I was not brought up by Jews, in case that is an excluding factor for you.  What I got from my Irish, French, and German -American ancestors was a sense of, and concern for, oppression, which I hate (and am sensitive to in ways that some more conservative Jews, happy to sit in judgment on others and see them punished for whatever transgression, while they themselves may seem uncannily and obliviously mirthful), and a taste for, risking even snobbery, the arts and sciences, including philosophy, historical gemstone of the modern German nation both Jewish and not. 

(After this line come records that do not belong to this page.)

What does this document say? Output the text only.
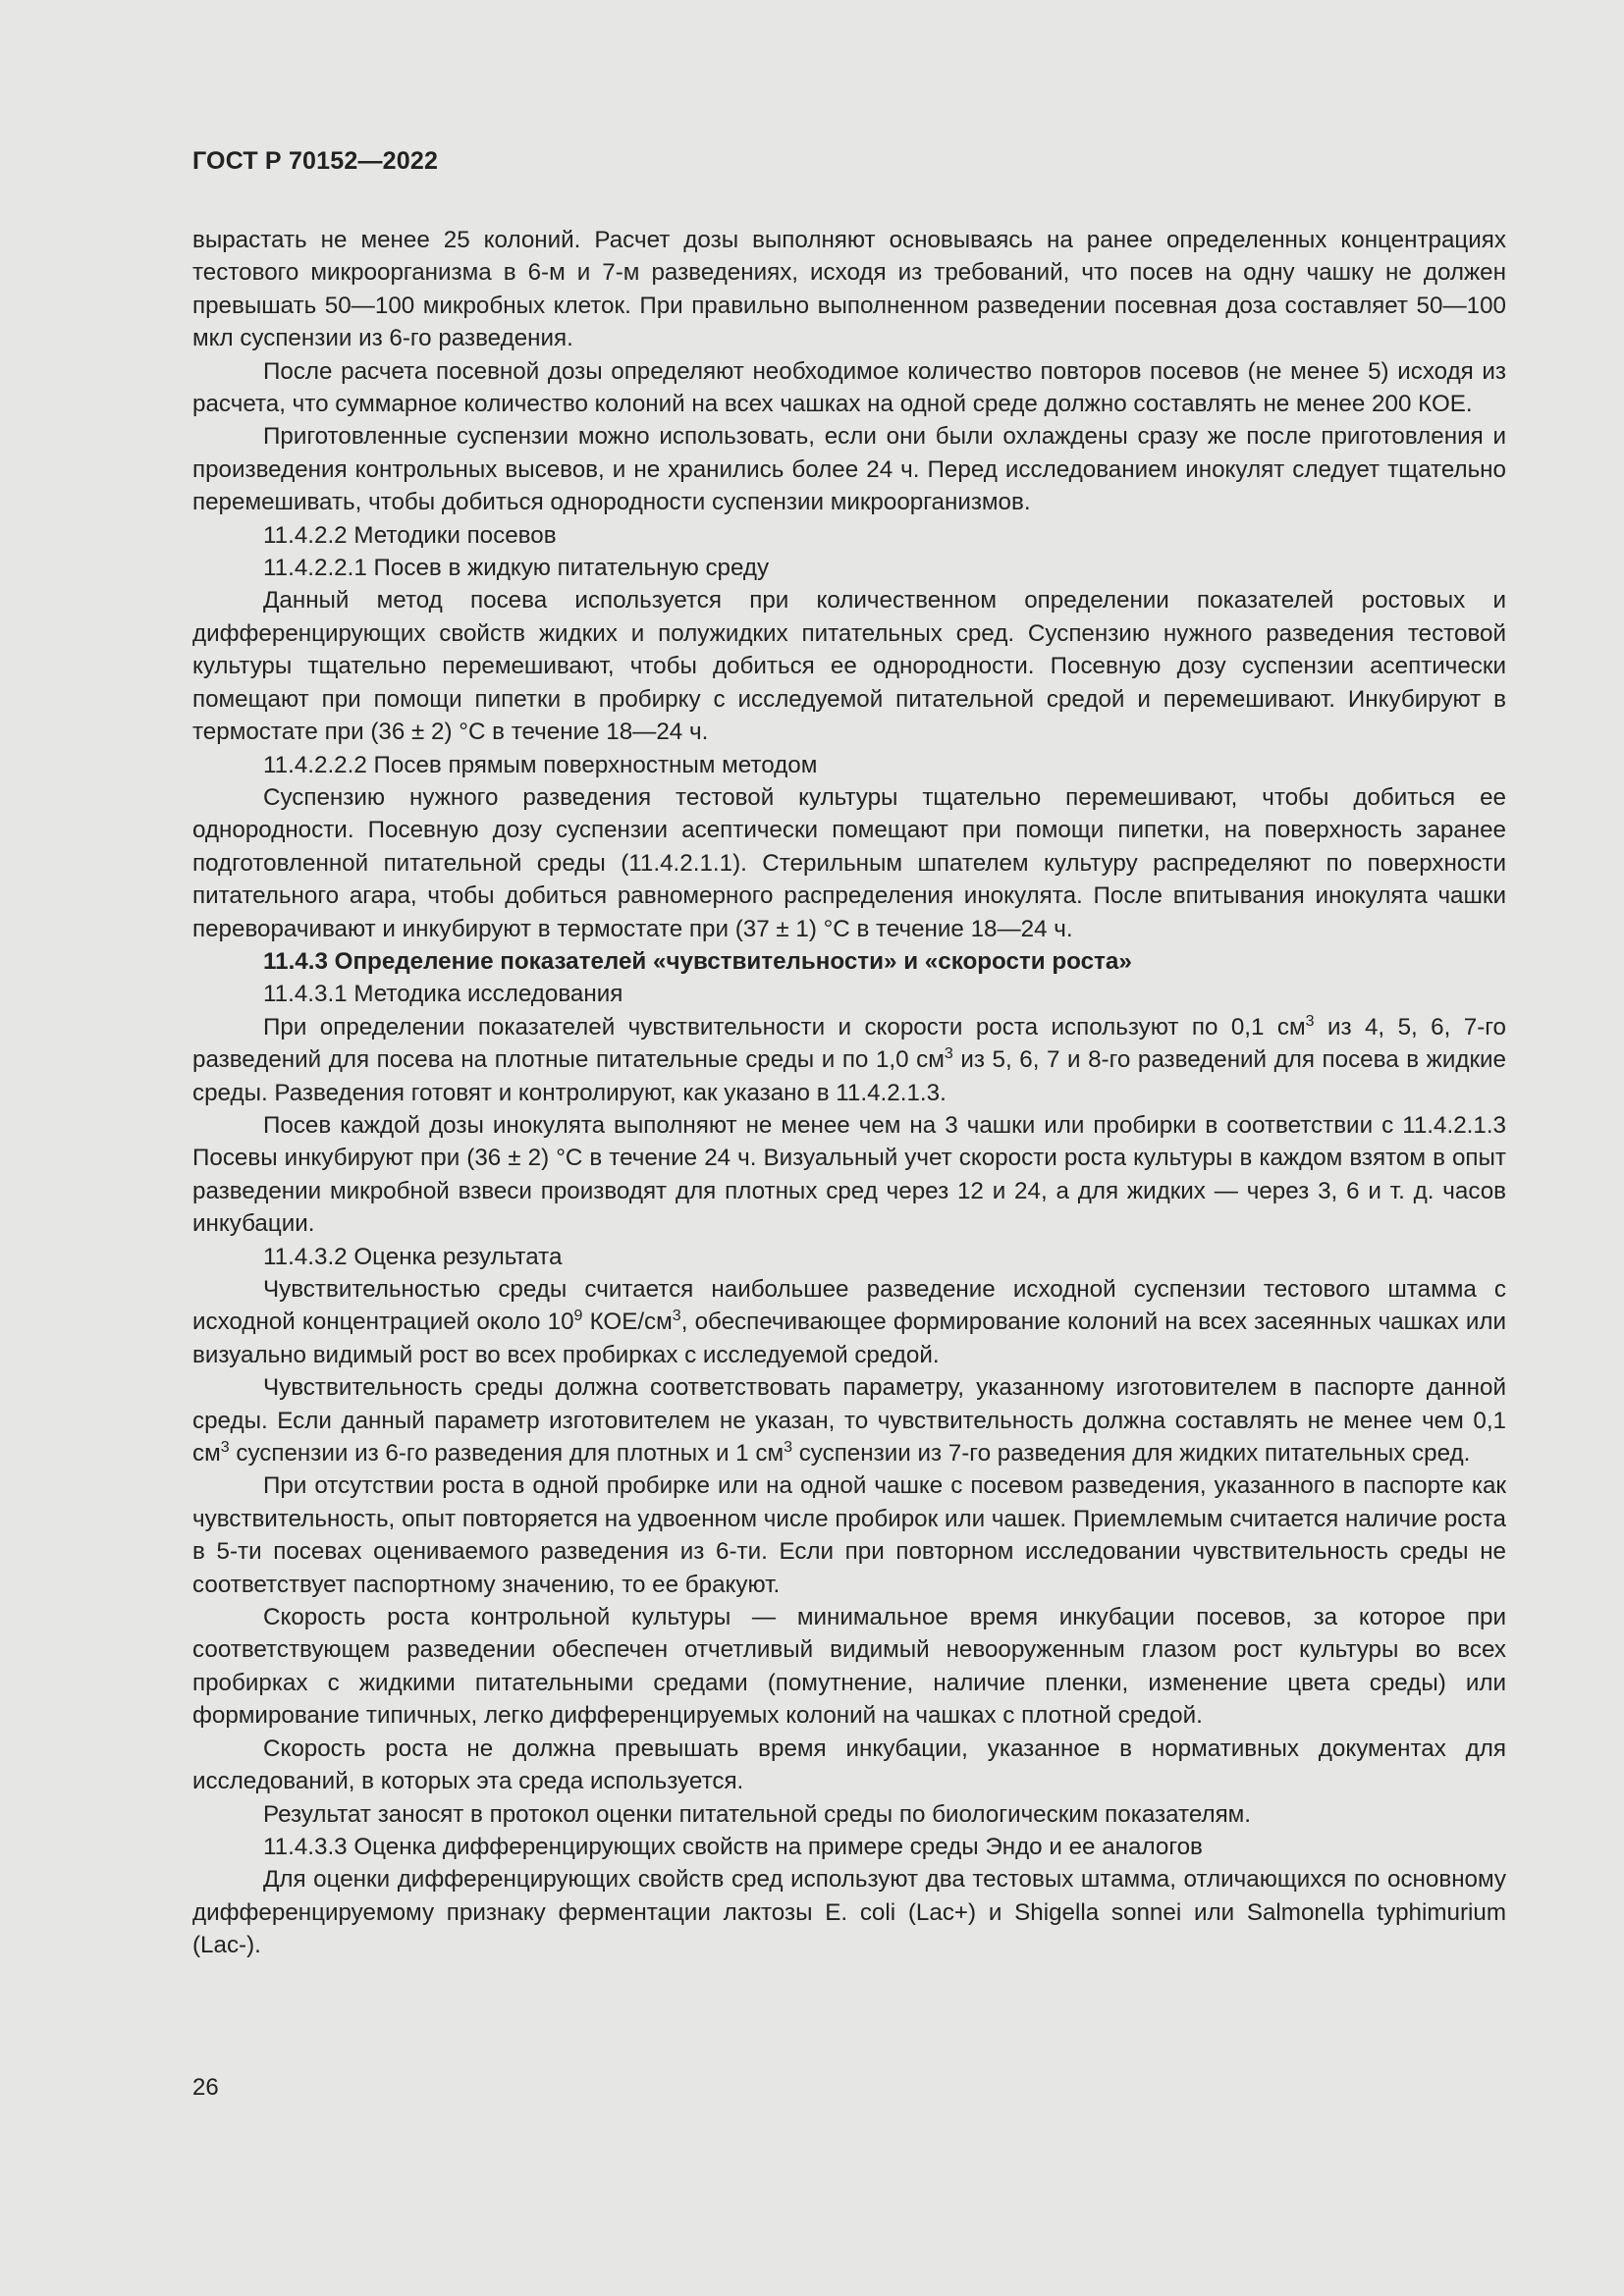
ГОСТ Р 70152—2022

вырастать не менее 25 колоний. Расчет дозы выполняют основываясь на ранее определенных концентрациях тестового микроорганизма в 6-м и 7-м разведениях, исходя из требований, что посев на одну чашку не должен превышать 50—100 микробных клеток. При правильно выполненном разведении посевная доза составляет 50—100 мкл суспензии из 6-го разведения.

После расчета посевной дозы определяют необходимое количество повторов посевов (не менее 5) исходя из расчета, что суммарное количество колоний на всех чашках на одной среде должно составлять не менее 200 КОЕ.

Приготовленные суспензии можно использовать, если они были охлаждены сразу же после приготовления и произведения контрольных высевов, и не хранились более 24 ч. Перед исследованием инокулят следует тщательно перемешивать, чтобы добиться однородности суспензии микроорганизмов.

11.4.2.2 Методики посевов

11.4.2.2.1 Посев в жидкую питательную среду

Данный метод посева используется при количественном определении показателей ростовых и дифференцирующих свойств жидких и полужидких питательных сред. Суспензию нужного разведения тестовой культуры тщательно перемешивают, чтобы добиться ее однородности. Посевную дозу суспензии асептически помещают при помощи пипетки в пробирку с исследуемой питательной средой и перемешивают. Инкубируют в термостате при (36 ± 2) °С в течение 18—24 ч.

11.4.2.2.2 Посев прямым поверхностным методом

Суспензию нужного разведения тестовой культуры тщательно перемешивают, чтобы добиться ее однородности. Посевную дозу суспензии асептически помещают при помощи пипетки, на поверхность заранее подготовленной питательной среды (11.4.2.1.1). Стерильным шпателем культуру распределяют по поверхности питательного агара, чтобы добиться равномерного распределения инокулята. После впитывания инокулята чашки переворачивают и инкубируют в термостате при (37 ± 1) °С в течение 18—24 ч.

11.4.3 Определение показателей «чувствительности» и «скорости роста»

11.4.3.1 Методика исследования

При определении показателей чувствительности и скорости роста используют по 0,1 $см^3$ из 4, 5, 6, 7-го разведений для посева на плотные питательные среды и по 1,0 $см^3$ из 5, 6, 7 и 8-го разведений для посева в жидкие среды. Разведения готовят и контролируют, как указано в 11.4.2.1.3.

Посев каждой дозы инокулята выполняют не менее чем на 3 чашки или пробирки в соответствии с 11.4.2.1.3 Посевы инкубируют при (36 ± 2) °С в течение 24 ч. Визуальный учет скорости роста культуры в каждом взятом в опыт разведении микробной взвеси производят для плотных сред через 12 и 24, а для жидких — через 3, 6 и т. д. часов инкубации.

11.4.3.2 Оценка результата

Чувствительностью среды считается наибольшее разведение исходной суспензии тестового штамма с исходной концентрацией около $10^9$ КОЕ/$см^3$, обеспечивающее формирование колоний на всех засеянных чашках или визуально видимый рост во всех пробирках с исследуемой средой.

Чувствительность среды должна соответствовать параметру, указанному изготовителем в паспорте данной среды. Если данный параметр изготовителем не указан, то чувствительность должна составлять не менее чем 0,1 $см^3$ суспензии из 6-го разведения для плотных и 1 $см^3$ суспензии из 7-го разведения для жидких питательных сред.

При отсутствии роста в одной пробирке или на одной чашке с посевом разведения, указанного в паспорте как чувствительность, опыт повторяется на удвоенном числе пробирок или чашек. Приемлемым считается наличие роста в 5-ти посевах оцениваемого разведения из 6-ти. Если при повторном исследовании чувствительность среды не соответствует паспортному значению, то ее бракуют.

Скорость роста контрольной культуры — минимальное время инкубации посевов, за которое при соответствующем разведении обеспечен отчетливый видимый невооруженным глазом рост культуры во всех пробирках с жидкими питательными средами (помутнение, наличие пленки, изменение цвета среды) или формирование типичных, легко дифференцируемых колоний на чашках с плотной средой.

Скорость роста не должна превышать время инкубации, указанное в нормативных документах для исследований, в которых эта среда используется.

Результат заносят в протокол оценки питательной среды по биологическим показателям.

11.4.3.3 Оценка дифференцирующих свойств на примере среды Эндо и ее аналогов

Для оценки дифференцирующих свойств сред используют два тестовых штамма, отличающихся по основному дифференцируемому признаку ферментации лактозы E. coli (Lac+) и Shigella sonnei или Salmonella typhimurium (Lac-).

26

I side with the followers of Kant and not those of Jacobi, the latter rejecting reason in favor of a faith that needs no justification beyond affirming a tradition or identity.  Appalling it is that even the Jewish world is so predominantly full of the latter!  My left-wing politics may seem peculiar to some Americans in style, because for me it is not about feminism, anti-racism, or any of the popular left-liberal things.  So some people might think I am a conservative, or even on the right.  That is probably mostly because of my Eurocentrism, since Americans who want to get away from their past often are distancing themselves from that while thinking it is about something else, like patriarchy or some other bugbear.  My heroes include Kafka, Walter Benjamin, Michel Foucault, Rainer Werner Fassbinder, Samuel Beckett, Pier Paolo Pasolini, Primo Levi, Patti Smith, Picasso, Jean-Luc Godard, Francis Bacon (the painter), Hannah Arendt, Milan Kundera, and Susan Sontag.  Those who think this sounds somehow conservative (because Eurocentric?) are probably looking at the book jackets and not reading anything. 

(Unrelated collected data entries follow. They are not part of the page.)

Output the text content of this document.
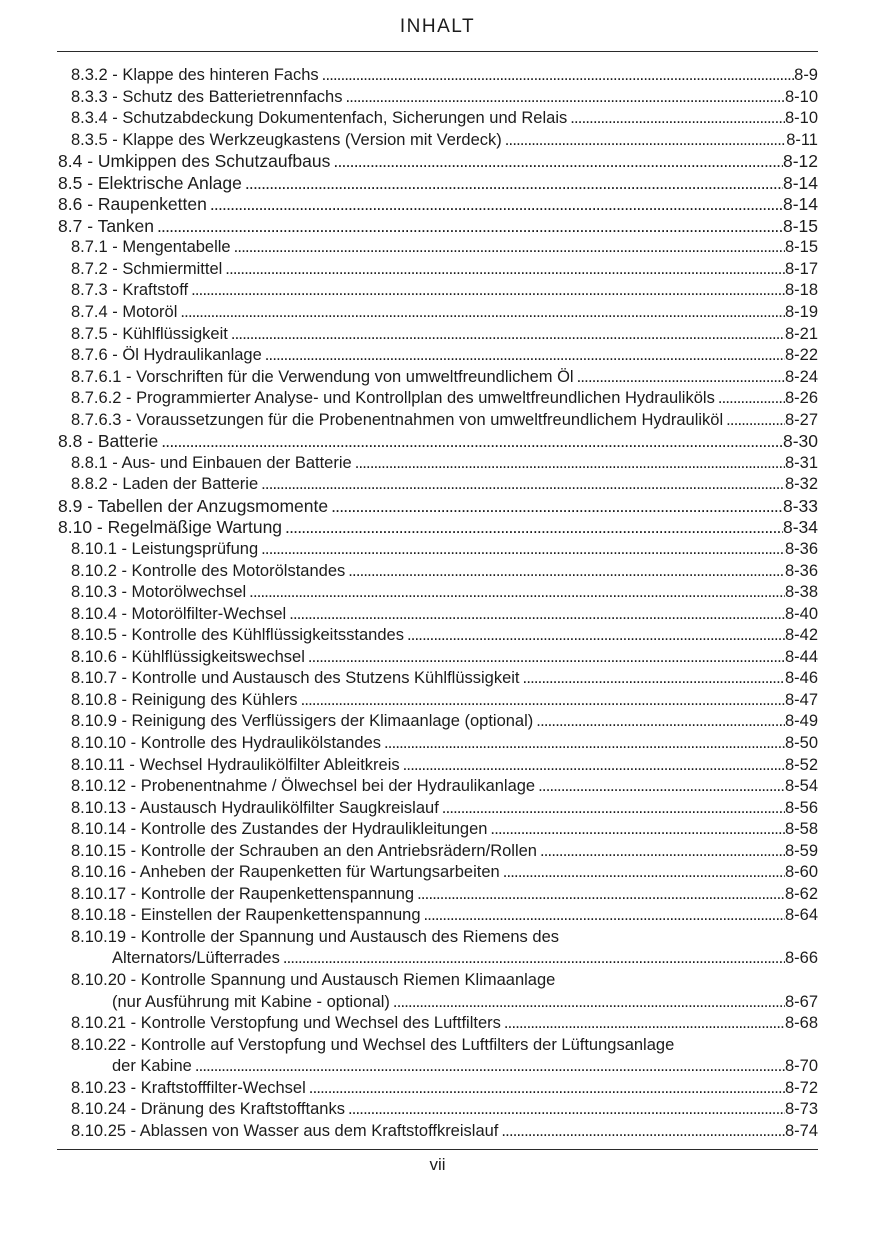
INHALT
8.3.2 - Klappe des hinteren Fachs .....	8-9
8.3.3 - Schutz des Batterietrennfachs .....	8-10
8.3.4 - Schutzabdeckung Dokumentenfach, Sicherungen und Relais .....	8-10
8.3.5 - Klappe des Werkzeugkastens (Version mit Verdeck) .....	8-11
8.4 - Umkippen des Schutzaufbaus .....	8-12
8.5 - Elektrische Anlage .....	8-14
8.6 - Raupenketten .....	8-14
8.7 - Tanken .....	8-15
8.7.1 - Mengentabelle .....	8-15
8.7.2 - Schmiermittel .....	8-17
8.7.3 - Kraftstoff .....	8-18
8.7.4 - Motoröl .....	8-19
8.7.5 - Kühlflüssigkeit .....	8-21
8.7.6 - Öl Hydraulikanlage .....	8-22
8.7.6.1 - Vorschriften für die Verwendung von umweltfreundlichem Öl .....	8-24
8.7.6.2 - Programmierter Analyse- und Kontrollplan des umweltfreundlichen Hydrauliköls .....	8-26
8.7.6.3 - Voraussetzungen für die Probenentnahmen von umweltfreundlichem Hydrauliköl .....	8-27
8.8 - Batterie .....	8-30
8.8.1 - Aus- und Einbauen der Batterie .....	8-31
8.8.2 - Laden der Batterie .....	8-32
8.9 - Tabellen der Anzugsmomente .....	8-33
8.10 - Regelmäßige Wartung .....	8-34
8.10.1 - Leistungsprüfung .....	8-36
8.10.2 - Kontrolle des Motorölstandes .....	8-36
8.10.3 - Motorölwechsel .....	8-38
8.10.4 - Motorölfilter-Wechsel .....	8-40
8.10.5 - Kontrolle des Kühlflüssigkeitsstandes .....	8-42
8.10.6 - Kühlflüssigkeitswechsel .....	8-44
8.10.7 - Kontrolle und Austausch des Stutzens Kühlflüssigkeit .....	8-46
8.10.8 - Reinigung des Kühlers .....	8-47
8.10.9 - Reinigung des Verflüssigers der Klimaanlage (optional) .....	8-49
8.10.10 - Kontrolle des Hydraulikölstandes .....	8-50
8.10.11 - Wechsel Hydraulikölfilter Ableitkreis .....	8-52
8.10.12 - Probenentnahme / Ölwechsel bei der Hydraulikanlage .....	8-54
8.10.13 - Austausch Hydraulikölfilter Saugkreislauf .....	8-56
8.10.14 - Kontrolle des Zustandes der Hydraulikleitungen .....	8-58
8.10.15 - Kontrolle der Schrauben an den Antriebsrädern/Rollen .....	8-59
8.10.16 - Anheben der Raupenketten für Wartungsarbeiten .....	8-60
8.10.17 - Kontrolle der Raupenkettenspannung .....	8-62
8.10.18 - Einstellen der Raupenkettenspannung .....	8-64
8.10.19 - Kontrolle der Spannung und Austausch des Riemens des
Alternators/Lüfterrades .....	8-66
8.10.20 - Kontrolle Spannung und Austausch Riemen Klimaanlage
(nur Ausführung mit Kabine - optional) .....	8-67
8.10.21 - Kontrolle Verstopfung und Wechsel des Luftfilters .....	8-68
8.10.22 - Kontrolle auf Verstopfung und Wechsel des Luftfilters der Lüftungsanlage
der Kabine .....	8-70
8.10.23 - Kraftstofffilter-Wechsel .....	8-72
8.10.24 - Dränung des Kraftstofftanks .....	8-73
8.10.25 - Ablassen von Wasser aus dem Kraftstoffkreislauf .....	8-74
vii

If your Judaism is the country club variety of people whose morals are not politics but manners, like Eugene Borowitz or Joseph Telushkin, then we aren’t meant to be best of friends; the problem is not that I reject good manners (I consider manners of value and Telushkin an expert worth consulting), but that these people do not live in the world I live in, where people are regularly tortured, killed, or worse, sometimes disposed of in places whose best alibi is that it is less horrible than Auschwitz, and they are living in suburban enclaves where no poor person could ever be object of an insulting attitude, because they have never met any.  My film tastes range from stories of violent men to weepy women’s melodramas; when a girl is being threatened or hurt in a horror film, I cringe in my seat, because I feel as if it’s happening to me.  I like arguments and don’t lose too much sleep about saying something someone might be offended by.  Long past are the days when campus functionaries with false feminisms and other policing ideologies would dictate what one could say or visibly think. Though I have a sign above my desk that says something similar to Spinoza’s motto, “Caution”: “Comrade, shut up and write!”  This will not save my joyfully unsaveable mortal soul adrift among the infinite possibilities of a world of words and languages, but it might keep me from being locked up by some punishing cop with a phony medical practice, and thus giving me what I don’t need, one more object of hate. 

Yes, I do have both loves and hatreds; that is, I am a man with flesh who bleeds if pricked and weeps when others are; I care about the world and agree with Heschel that the just person is not at peace with but troubled by it.  My political life began in adolescence with a refusal of oppression experienced very personally.  I must say that if you come from one of those remarkably loving and tight-knit Jewish families, I envy you that, and think you are very lucky, because that is marvelous. 

While the old classics of the religion remain of interest, the Jewish world has a whole has become a pale shadow of what it might have been and should be.  Now you know why I am careful now before setting foot in a synagogue.  I think of Reform Judaism what Gandhi (not one of my heroes) said of Western civilization: what a great idea it surely would have been. 

Voilà, that’s me.  Tell me, who are you, and what are you into?